Publicidade
Manaus
Manaus

Produtores rurais afetados pela cheia dos rios terão acesso a fundo emergencial

Afetados pela cheia dos rios no Amazonas podem chegar a 30 mil famílias nas regiões do Purus e Juruá, estima o governo estadual. O Cartão Amazonas Social, no valor de R$ 400, chegará em boa hora 09/03/2012 às 14:37
Show 1
Nível dos rios subindo no Interior
acritica.com Manaus

Os produtores rurais do interior do Amazonas que tiverem perda na produção superior a 50% em virtude da subida das águas poderão ter acesso, após o período da cheia, a um Fundo de Emergência do Ministério da Agricultura, Pecuária e Abastecimento (Mapa) no valor de até R$ 10 milhões. A decisão foi tomada durante reunião realizada em Brasília, no dia 1º de março, entre o titular da Secretaria de Produção Rural do Amazonas (Sepror), Eron Bezerra, e o ministro Mendes Ribeiro Filho. Além do fundo, o Governo do Estado ainda solicitou ao Mapa o refinanciamento e o perdão de dívidas dos agricultores afetados.

O governador Omar Aziz declarou, no último dia 6, que as cheias devem chegar a atingir 30 mil famílias nas regiões do Purus e Juruá. Ele disse ainda que este deve ser o número de famílias que o governo alcançará com o Cartão Amazonas Social, no valor de R$ 400.

  - “Apresentamos à equipe técnica do Ministério, o relatório que estima perdas entre oito e dez milhões de reais. E o Governo Federal se comprometeu em atender essa demanda por meio de um fundo emergencial”, afirmou Bezerra.

Ainda de acordo com o secretário, a previsão é que 4.500 produtores amazonenses sofram os efeitos negativos da cheia, porém esse panorama poderá mudar. “O número pode aumentar ou, inclusive, diminuir. É por isso que faremos a avaliação definitiva somente após a época das chuvas”, detalha Eron.

Outra proposta discutida com o Ministério da Agricultura prevê cobertura através do Programa de Garantia da Atividade Agropecuária (Proagro) aos agricultores que tiverem financiamento no Banco da Amazônia ou no Banco do Brasil.

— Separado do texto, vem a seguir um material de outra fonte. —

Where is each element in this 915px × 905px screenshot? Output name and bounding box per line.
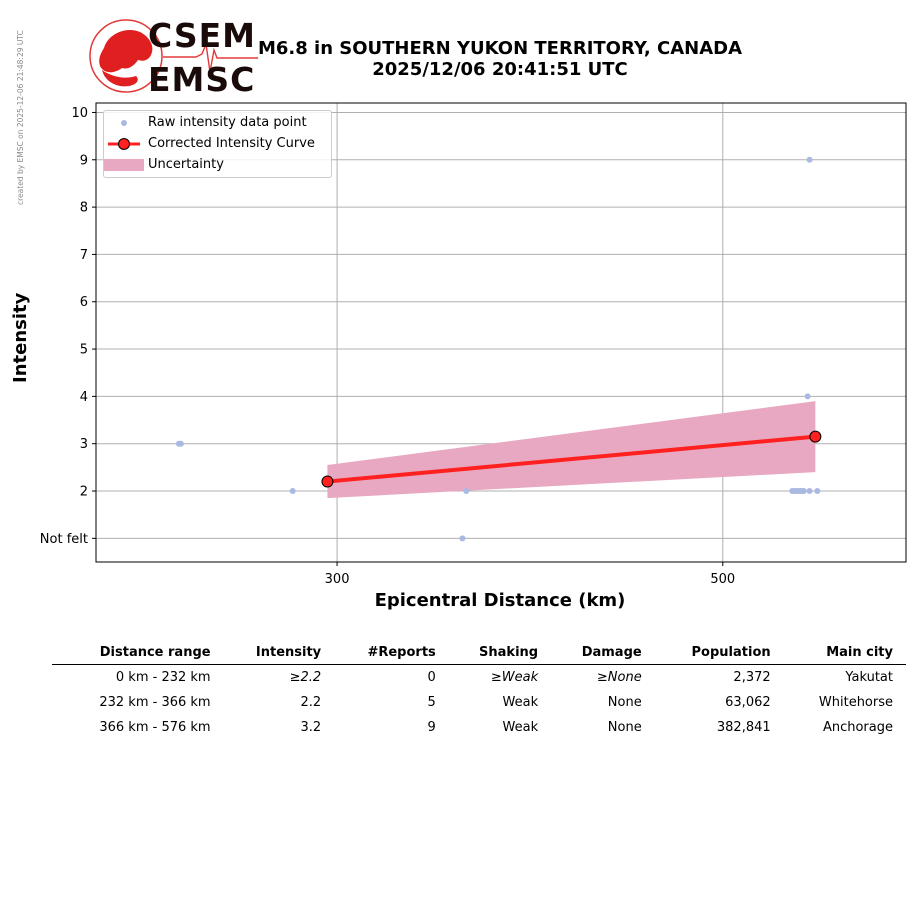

O Proagro garante aos pequenos e médios produtores a exoneração de obrigações financeiras relativas à operação de crédito rural de custeio, cujo pagamento seja dificultado pela ocorrência de fenômenos naturais, pragas e doenças que atinjam rebanhos e plantações, na forma estabelecida pelo Conselho Monetário Nacional (CMN).

BANCO DO BRASIL

O Governo do Estado também está tratando com o Banco do Brasil a criação de um convênio a fim de garantir cobertura aos que não têm empréstimo bancário. “Quando o produtor faz um empréstimo, automaticamente ele está coberto por um seguro agrícola. Queremos assegurar aos que não estão nesse sistema que ingressem mesmo sem ser financiado pelo banco”, explica Eron Bezerra.

Um estudo prévio dos escritórios do Instituto de Desenvolvimento Agropecuário e Florestal Sustentável do Amazonas (Idam) aponta que pelo menos 30% da produção do Estado será afetada pelas cheias dos rios. Plantações de mandioca, milho, feijão, arroz, banana, frutas, malva e criação de animais estão entre as culturas mais afetadas até agora.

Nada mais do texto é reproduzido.